At the end my boss said, “Well, it’s not that your Catholic values and high morals are necessarily bad things, it’s just that they are opposed to many of the values here. …”
I remember a time in any workplace when it used to be a good thing to have “high morals.”
For the record, I think this woman handled the situation very well. There are definitely times when God calls us to turn the other cheek when we’ve been offended, but there are other times when his will for us does include some legitimate self-defense (we learn that from the example of Jesus himself in the gospels, as I mentioned in a homily I gave several months ago).
This, I would say, was one of those situations that called for the latter—for some legitimate, verbal self-defense—and I give this woman credit for doing it very respectfully.
I’m not sure that I would have been so nice.
I probably would have said to the boss, “WOULD YOU BE HAPPIER, SIR, IF I WERE A THIEF OR AN AXE MURDERER?!!! WOULD YOU LIKE THAT? WOULD THAT GET ME A RAISE AND A BIG PROMOTION?!!! WOULD THAT MAKE ME YOUR ‘EMPLOYEE OF THE MONTH’?!!!”
And then I’d have to go to confession for losing my temper!
How much do you treasure “The Treasure”?
As much as this woman does?
Do you treasure it enough to be willing to suffer an unjust evaluation at work like she did?
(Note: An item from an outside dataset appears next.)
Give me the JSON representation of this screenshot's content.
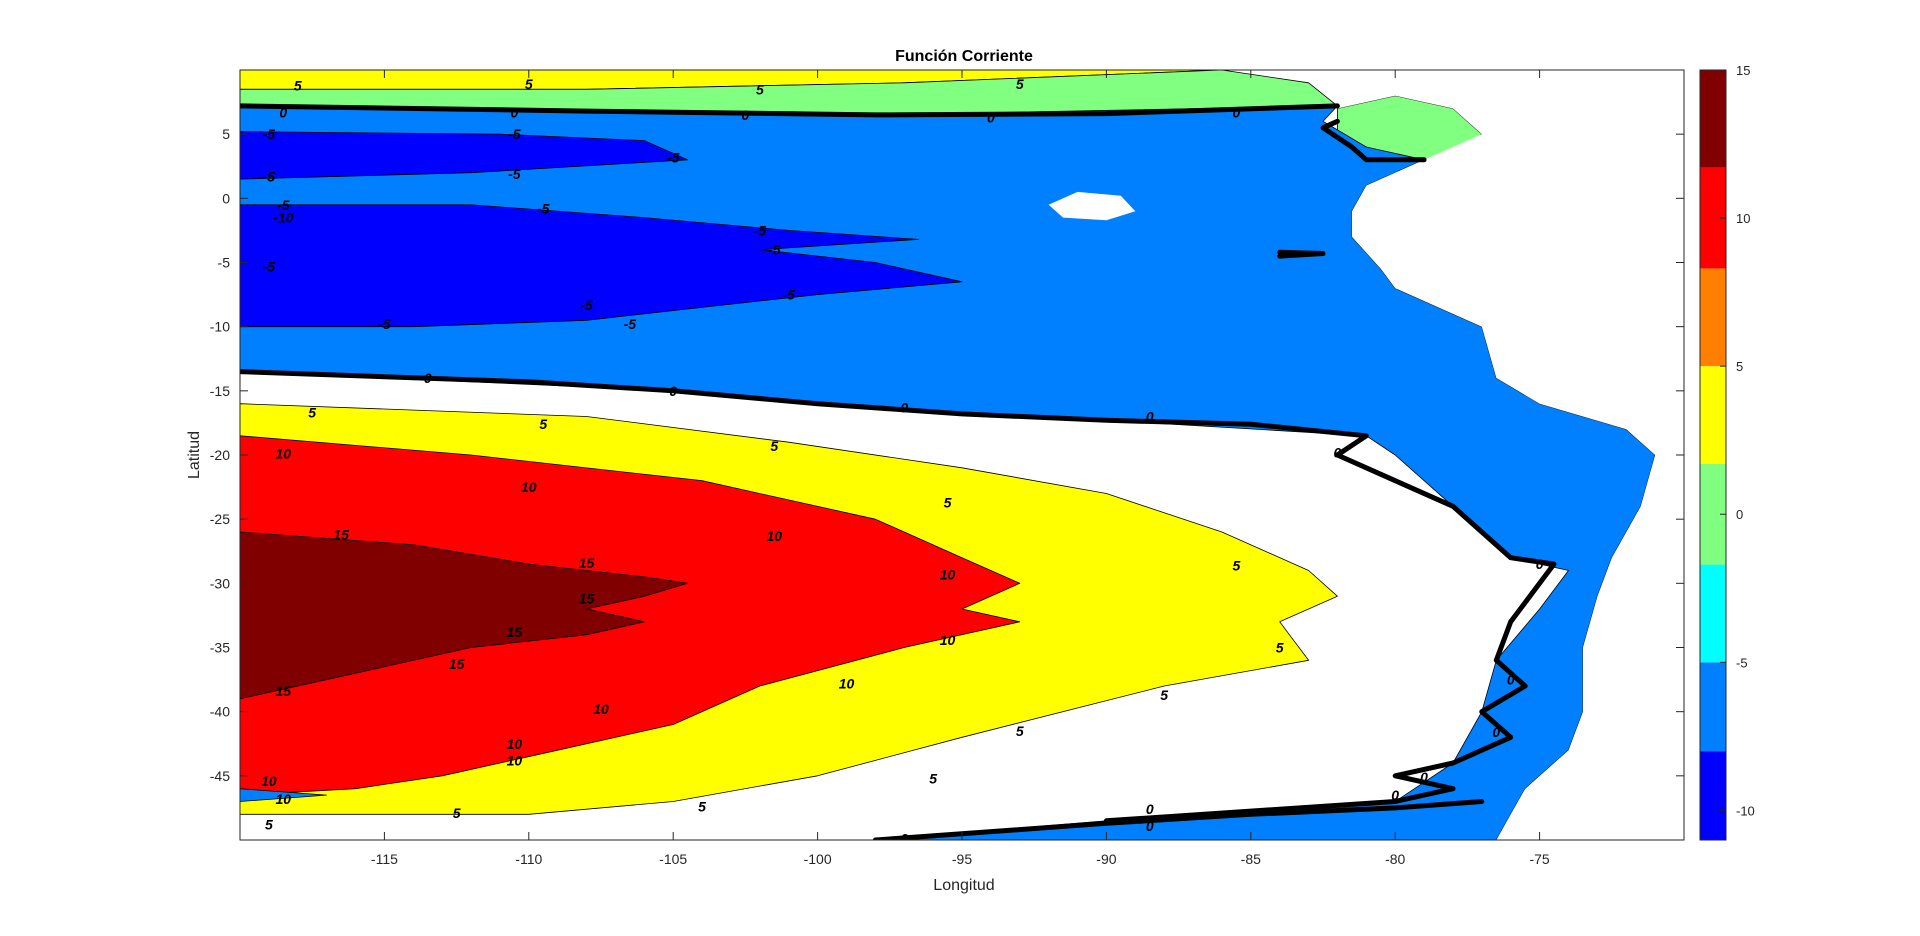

Or to lose out on a promotion at work that you rightly deserve?
Do you treasure it enough to stand up for what’s right in school when almost all of your classmates are voicing their support for what’s wrong?
Do you treasure it enough to be willing to lose a few friends, or to endure some opposition from members of your own family?
Do you treasure it enough to be willing to be called names (names that you don’t deserve to be called: “bigot”; “homophobe”; “narrow-minded”; “anti-woman”; “anti-American”)?
Hear, once again, the words of Jesus: “The kingdom of heaven is like a treasure buried in a field, which a person finds and hides again, and out of joy goes and sells all that he has and buys that field.”
Before I close I think it’s important to note that there have been many Christians in recent decades who have lived this message of Jesus in its ULTIMATE SENSE! They have “sold all that they’ve had” in the sense that they have literally given up their physical lives for the Lord and his Gospel. You know, many people think that the majority of Christian martyrs died way back in the first century at the hands of Roman emperors like Nero. But that’s not true! The truth is that there were more martyrs for Jesus Christ in the 20th century than there were in the previous 19 centuries of Christian history COMBINED!!!
These martyrs treasured “The Treasure” with their whole heart—and they lived their lives accordingly.
May Almighty God help each and every one of us to do the same.